06-15-2006, 10:36 PM
All fish in contest were judged by single ending picture and given measured size for each fish. I threw the other pics together just for this thread but did so quickly and may have mixed them up.

woodyaht
06-17-2006, 11:43 AM
Congratz Roddy! :yes: :yes: :cool: :cool:

Ryan S.
06-18-2006, 09:20 PM
Brady?

L5Vegan
06-20-2006, 04:56 PM
Yet another question for Roddy.
Since low level PP treatments in the pond do such a good job for you at burning off DOC's and growth inhibitors why did you decide to go with the higher dose separate from the fish in this case?
Did you see any significant differences with this approach to using PP, than you have seen in the past with the low level treatments in the pond w/ the fish?
I'm assuming that over the winter they received your standard in pond treatments.
Dan

Roddy Conrad
06-20-2006, 06:22 PM
There is no difference in results to using PP in the pond versus using PP in water out of the pond to burn off the DOC's, WHEN IT IS DONE IN MY HANDS. However, others seem to have some difficulty understanding how to do it properly in the water with the fish, so I thought I would demonstrate a somewhat "safer" way in the growout experiment for the average ponder.

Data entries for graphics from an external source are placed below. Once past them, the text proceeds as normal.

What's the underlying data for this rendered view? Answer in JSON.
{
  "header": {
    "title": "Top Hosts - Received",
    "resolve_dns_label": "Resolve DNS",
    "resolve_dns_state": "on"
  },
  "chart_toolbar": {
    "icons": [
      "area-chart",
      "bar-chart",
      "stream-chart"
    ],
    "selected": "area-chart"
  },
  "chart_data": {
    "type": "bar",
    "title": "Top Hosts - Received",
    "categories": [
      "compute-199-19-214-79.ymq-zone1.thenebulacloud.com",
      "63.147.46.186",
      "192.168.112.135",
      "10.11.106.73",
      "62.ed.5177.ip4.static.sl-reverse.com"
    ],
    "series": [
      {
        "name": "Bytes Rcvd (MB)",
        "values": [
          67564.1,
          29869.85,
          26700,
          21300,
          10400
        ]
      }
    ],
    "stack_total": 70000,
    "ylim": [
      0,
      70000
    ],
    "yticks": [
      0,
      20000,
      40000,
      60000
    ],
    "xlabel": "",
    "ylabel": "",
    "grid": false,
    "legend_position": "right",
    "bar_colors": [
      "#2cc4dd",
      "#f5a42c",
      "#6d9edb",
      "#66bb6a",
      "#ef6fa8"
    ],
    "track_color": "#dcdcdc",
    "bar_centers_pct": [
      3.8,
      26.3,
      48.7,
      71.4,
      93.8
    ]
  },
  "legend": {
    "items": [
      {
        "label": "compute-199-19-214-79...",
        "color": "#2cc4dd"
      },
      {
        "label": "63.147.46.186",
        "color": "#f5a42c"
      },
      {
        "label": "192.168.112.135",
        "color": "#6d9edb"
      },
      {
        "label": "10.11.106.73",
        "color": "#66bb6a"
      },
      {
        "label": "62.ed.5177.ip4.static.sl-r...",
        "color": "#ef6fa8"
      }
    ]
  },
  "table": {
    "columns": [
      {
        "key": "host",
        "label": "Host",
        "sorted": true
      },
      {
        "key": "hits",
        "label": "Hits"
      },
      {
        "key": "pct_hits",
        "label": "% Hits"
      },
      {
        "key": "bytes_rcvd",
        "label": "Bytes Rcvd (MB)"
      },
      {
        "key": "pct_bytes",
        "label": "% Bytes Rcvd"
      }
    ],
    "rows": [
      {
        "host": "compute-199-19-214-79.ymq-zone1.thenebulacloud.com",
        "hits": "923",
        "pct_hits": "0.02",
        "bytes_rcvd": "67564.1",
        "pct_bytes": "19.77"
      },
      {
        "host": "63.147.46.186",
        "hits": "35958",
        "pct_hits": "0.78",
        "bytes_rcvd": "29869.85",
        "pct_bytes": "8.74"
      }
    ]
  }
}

And, YES, during the winter the growout koi recieved the same treatment as the rest of the school of koi in my inside koi pond, meaning regular low level PP burnouts. The growth rate is a lot less in the winter in the inside pond, since I don't heat it. Since it is on a cold basement floor, water temperature runs in the low 60's to high 50's all winter, and the koi don 't eat as much or grow as much at that lower temperature. But they do grow some.

Brady Brandwood
06-20-2006, 11:29 PM
Congratulations Roddy, Doug, & Chris for your excellent results and recognition in growing and raising your Showas!!!

The "tategoi" portion was good tough competetion, with several Showas in consideration. Tough because my Showas tend to finish slowly over several years, and we only watched them for one, and several were still showing very underdeveloped coloration, but excellent promise. These Koi are all just 24 months old at this point. The females could take 8 to 10 years to fully develop.

Some characteristics I took into consideration were

body shape (at the age), size, or growth over the 1 year period - which offers an indicator of the future size potential as adult,

the pattern potential - with the future of the pattern and overall balance playing a large role,

and the "look" of the beni, and the sumi at this size and age.

All of the "now" photos showed beni that was destined to become more thick and solid - including Roddy's S7, which at first glance looks to be finishing, but actually has a lot of very positive color development still to happen in the future.

The Koi that won "Best Tategoi" had the best package overall to be labelled "The Showa with the most future potential".

Many thanks to all who participated with my American born Showas! We have a lot to be proud of when we look at the results of the grow-out competetion across the board. Roddy grew his Showa to the largest Koi of the entire competition! Very impressive!

Best Wishes,
Brady Brandwood

Brady Brandwood
06-22-2008, 10:00 AM
Sandy recently sent me a new photo of her Showa from the KoiPhen Lotus Land Koi Farm Grow-Out.

This Showa went on to be awarded Young Grand Champion at the Southern Koi Expo. Here's a comparison of her development, from tosai, when she got it, to now. Sandy's done an excellent job raising this fish!

Best Wishes,
Brady Brandwood

http://www.fototime.com/{D732AEB8-41AF-4298-9D7C-C609B210DE7F}/picture.JPG

Rudy
08-31-2008, 05:17 PM
Well Limpet (Rick) showed his today and I noticed that this thing went dead.
I'd like to see more that came from Brady since we now have more coming.